Nosotros odiábamos de todo corazón a esos estudiantes franceses amanerados, no
sabíamos nada en inglés, con suerte sabíamos insultarlos y no lo necesitábamos,
si estaba ese “hueón” tan chilensis.
En
los recreos jugábamos a las polcas o bolitas como les llamaban. En septiembre,
jugábamos al trompo y a elevar volantines, eso sí, con hilo curado, nunca nos
cortamos ni nos pasó nada. Para nosotros, esto era un verdadero riesgo. Pero,
el juego principal era el caballito de bronce. Generalmente, debido a mi poca
contextura física, yo era la cabecera del juego, no servía para ser parte del
tren de los caballitos. Mis amigos eran unos orangutanes. O por lo menos eso yo
creía cuando por falta de gente tenía que colocar mi espalda para soportar el
peso de sus malditas humanidades. La vida era tranquila, demasiado tranquila.

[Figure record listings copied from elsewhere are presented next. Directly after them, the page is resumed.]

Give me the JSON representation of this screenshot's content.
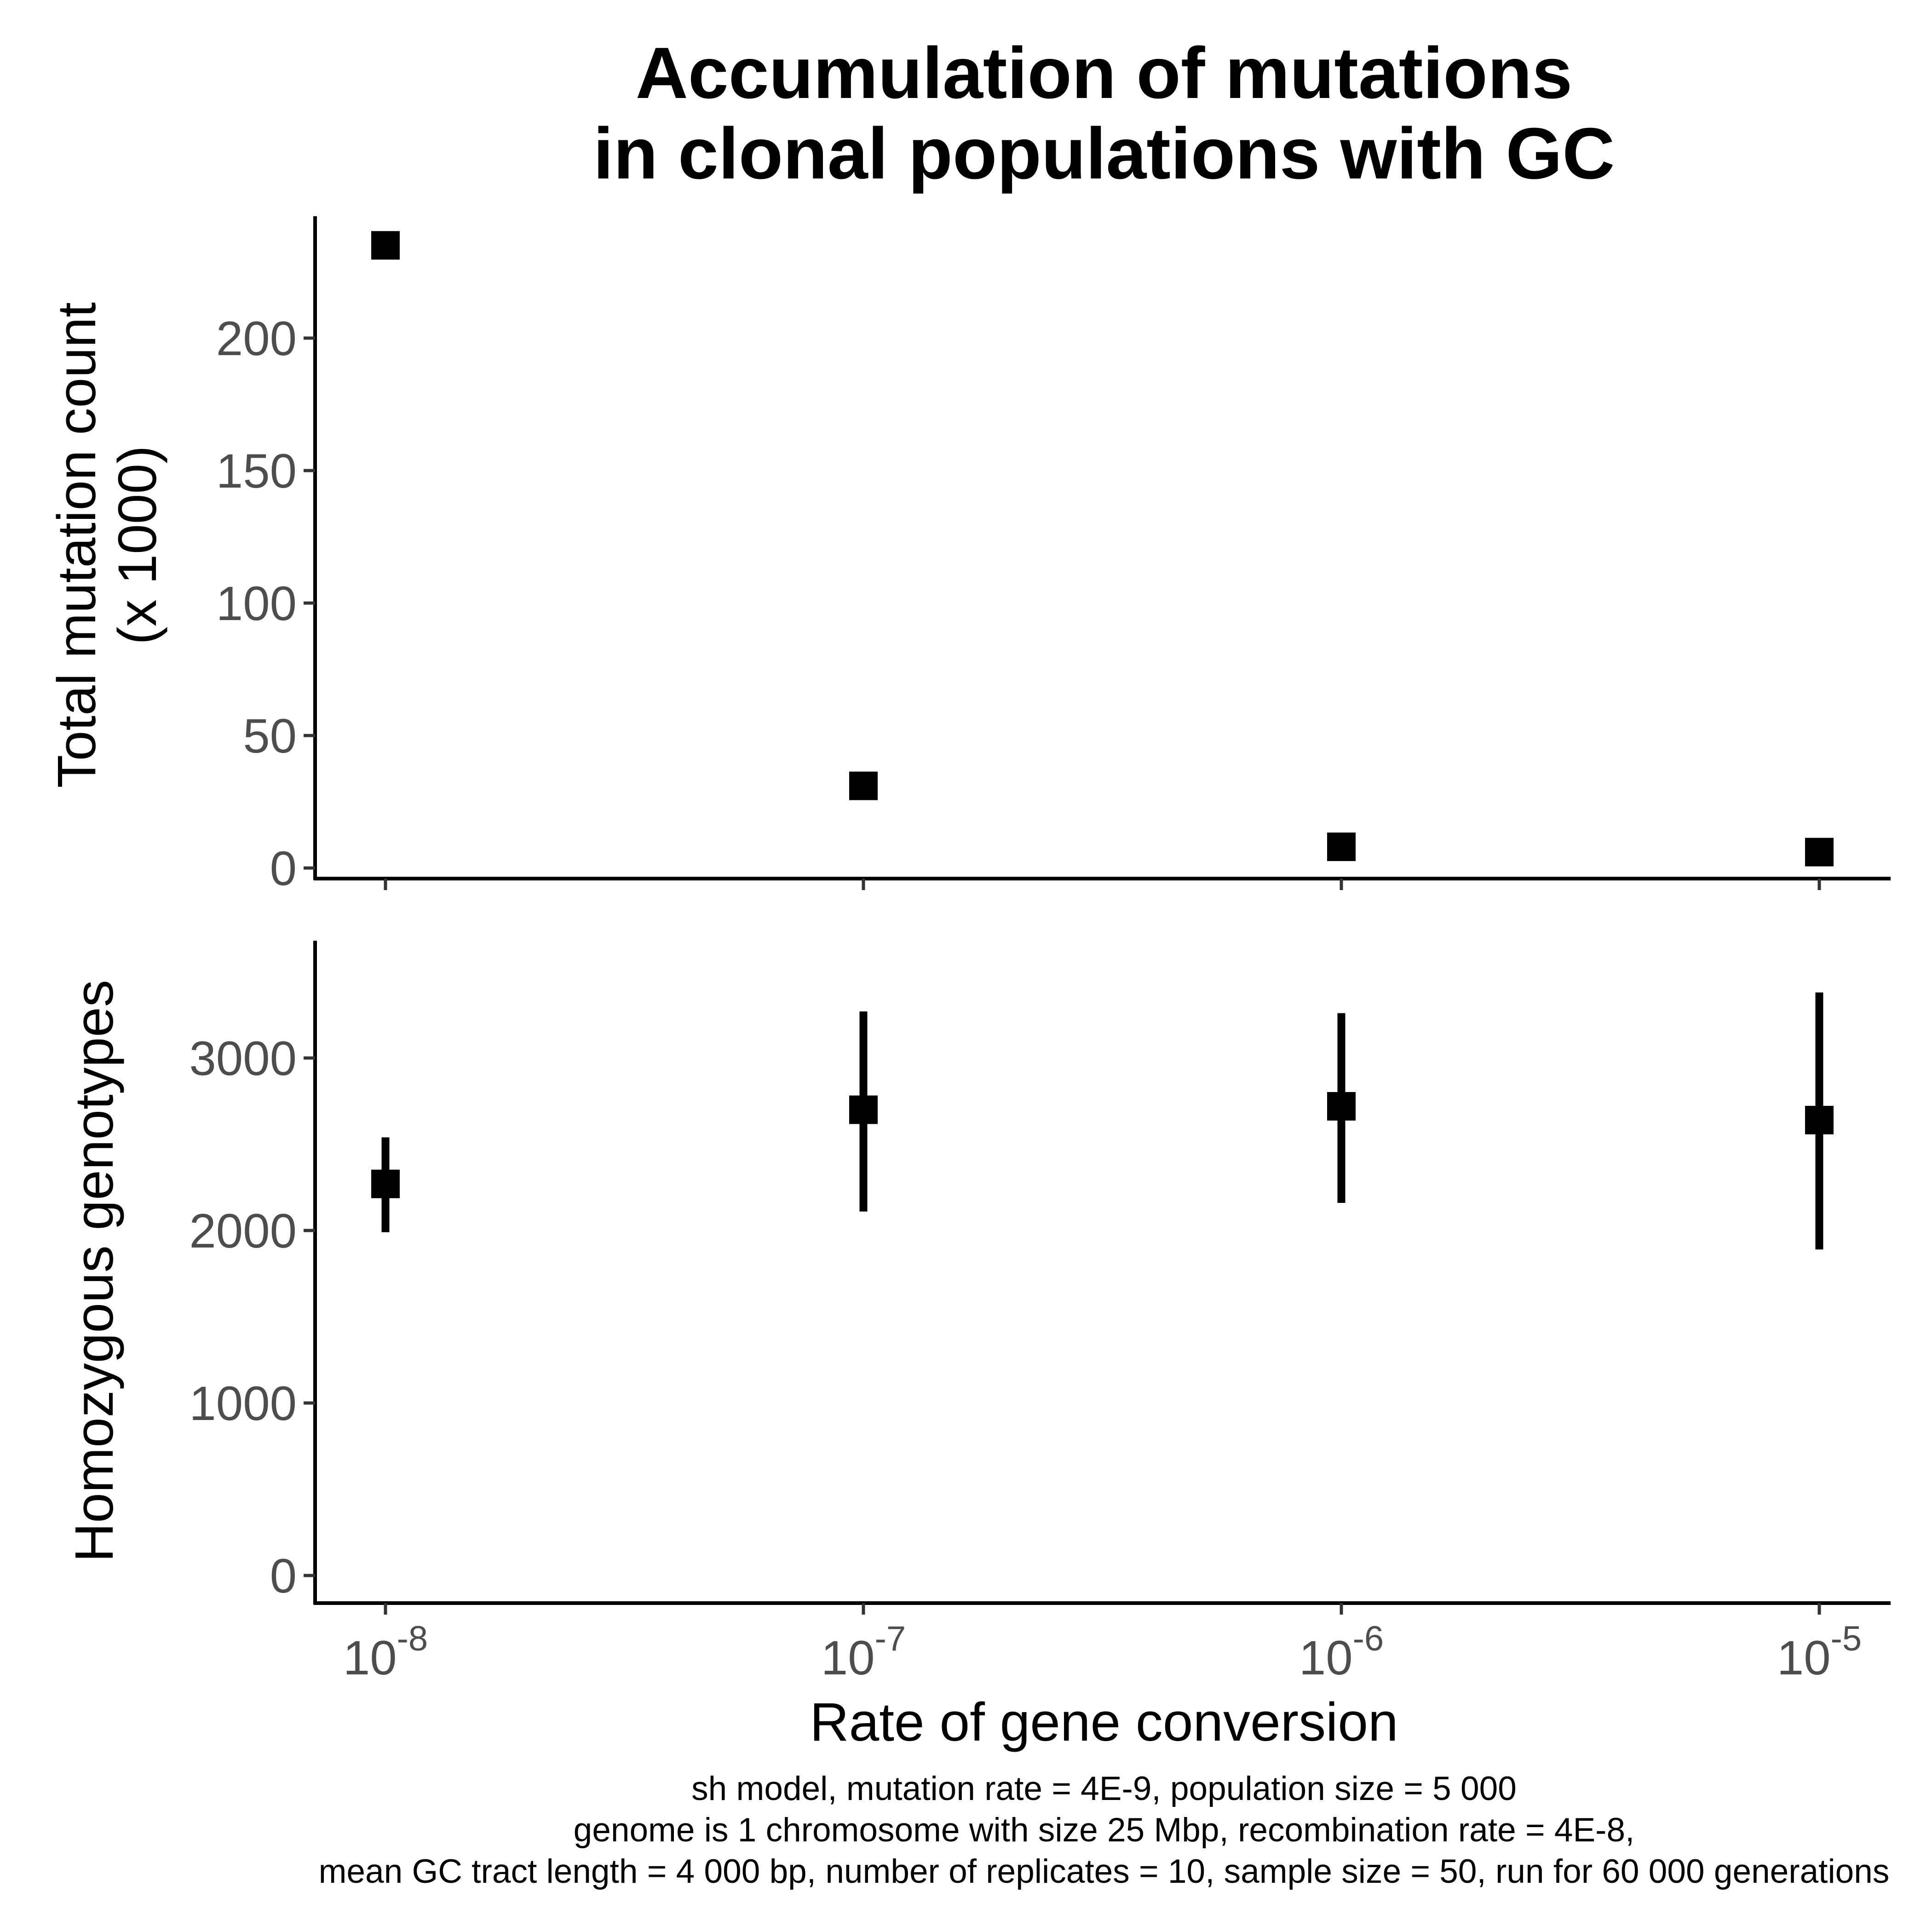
{
  "title_lines": [
    "Accumulation of mutations",
    "in clonal populations with GC"
  ],
  "caption_lines": [
    "sh model, mutation rate = 4E-9, population size = 5 000",
    "genome is 1 chromosome with size 25 Mbp, recombination rate = 4E-8,",
    "mean GC tract length = 4 000 bp, number of replicates = 10, sample size = 50, run for 60 000 generations"
  ],
  "chart_data": [
    {
      "type": "scatter",
      "title": "",
      "xlabel": "Rate of gene conversion",
      "ylabel_lines": [
        "Total mutation count",
        "(x 1000)"
      ],
      "x_scale": "log10",
      "x": [
        1e-08,
        1e-07,
        1e-06,
        1e-05
      ],
      "x_tick_labels": [
        {
          "base": "10",
          "exp": "-8"
        },
        {
          "base": "10",
          "exp": "-7"
        },
        {
          "base": "10",
          "exp": "-6"
        },
        {
          "base": "10",
          "exp": "-5"
        }
      ],
      "y": [
        235,
        31,
        8,
        6
      ],
      "y_ticks": [
        0,
        50,
        100,
        150,
        200
      ],
      "ylim": [
        -4,
        246
      ],
      "marker": "square",
      "grid": false
    },
    {
      "type": "scatter",
      "title": "",
      "xlabel": "Rate of gene conversion",
      "ylabel_lines": [
        "Homozygous genotypes"
      ],
      "x_scale": "log10",
      "x": [
        1e-08,
        1e-07,
        1e-06,
        1e-05
      ],
      "y": [
        2270,
        2700,
        2720,
        2640
      ],
      "y_err_low": [
        1990,
        2110,
        2160,
        1890
      ],
      "y_err_high": [
        2540,
        3270,
        3260,
        3380
      ],
      "y_ticks": [
        0,
        1000,
        2000,
        3000
      ],
      "ylim": [
        -160,
        3680
      ],
      "marker": "square",
      "grid": false
    }
  ]
}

No sabíamos de guerra, drogas, alcohol ni cigarrillos. Esas son cosas del
futuro –decíamos sin importarnos nada de eso- disfrutamos a concho de una
infancia sana. Tuve la suerte de vivir en Yumbel, la Tierra Santa, cuna de San
Sebastián. En general, un pueblo opacado, tranquilo, envejecido, pasivo. Si no
fuera por el santo y por nosotros (los estudiantes de enseñanza básica) sería
otro pueblo fantasma olvidado. A nadie le importaba el progreso. Cuando íbamos
a Concepción quedábamos impresionados. Calles bulliciosas, repletas de personas que no hablaban entre
ellas, que caminaban apuradísimas; automóviles por doquier, ruidos infernales,
bocinas, garabatos, luces, violencia. No había ese olor a campo. El progreso no
nos interesaba, sólo queríamos jugar. Correr, ser unas bestias.
Ese
año todo el mundo esperaba el mes de junio o julio, ya no recuerdo el mes del
mundial de Francia, y la gente dale que
dale con el “Chileno, Chileno, Chileno de corazón, salta la barra y dale al tambor
que Chile va a ser campeón”. Había una fiebre amarilla mundialista, no era para
menos, dieciséis años sin ir a un mundial y ahí estábamos siendo estafados en
el grupo clasificatorio, los italianos que siempre se las arreglaban para
llegar a las finales, los austriacos que nos recuerdan el penal de Caszely que
pasó a la historia y los camerunenses con el sonido desbordante de esos leones
indomados que me hacía recordar a Wakanda. La coca-cola le daba con todo al
mundial, lo mismo hacía la cerveza Cristal y qué decir de los canales
televisivos. Nosotros seguíamos con las clases de inglés. Good morning miss! Good Bye miss!,
Please, help me miss!. En mi casa todos éramos evangélicos, todos
alabábamos al Señor. Mi hermana fue la primera que renunció a ese dogma. Yo
tuve que esperar otros años antes de huir de esa cárcel.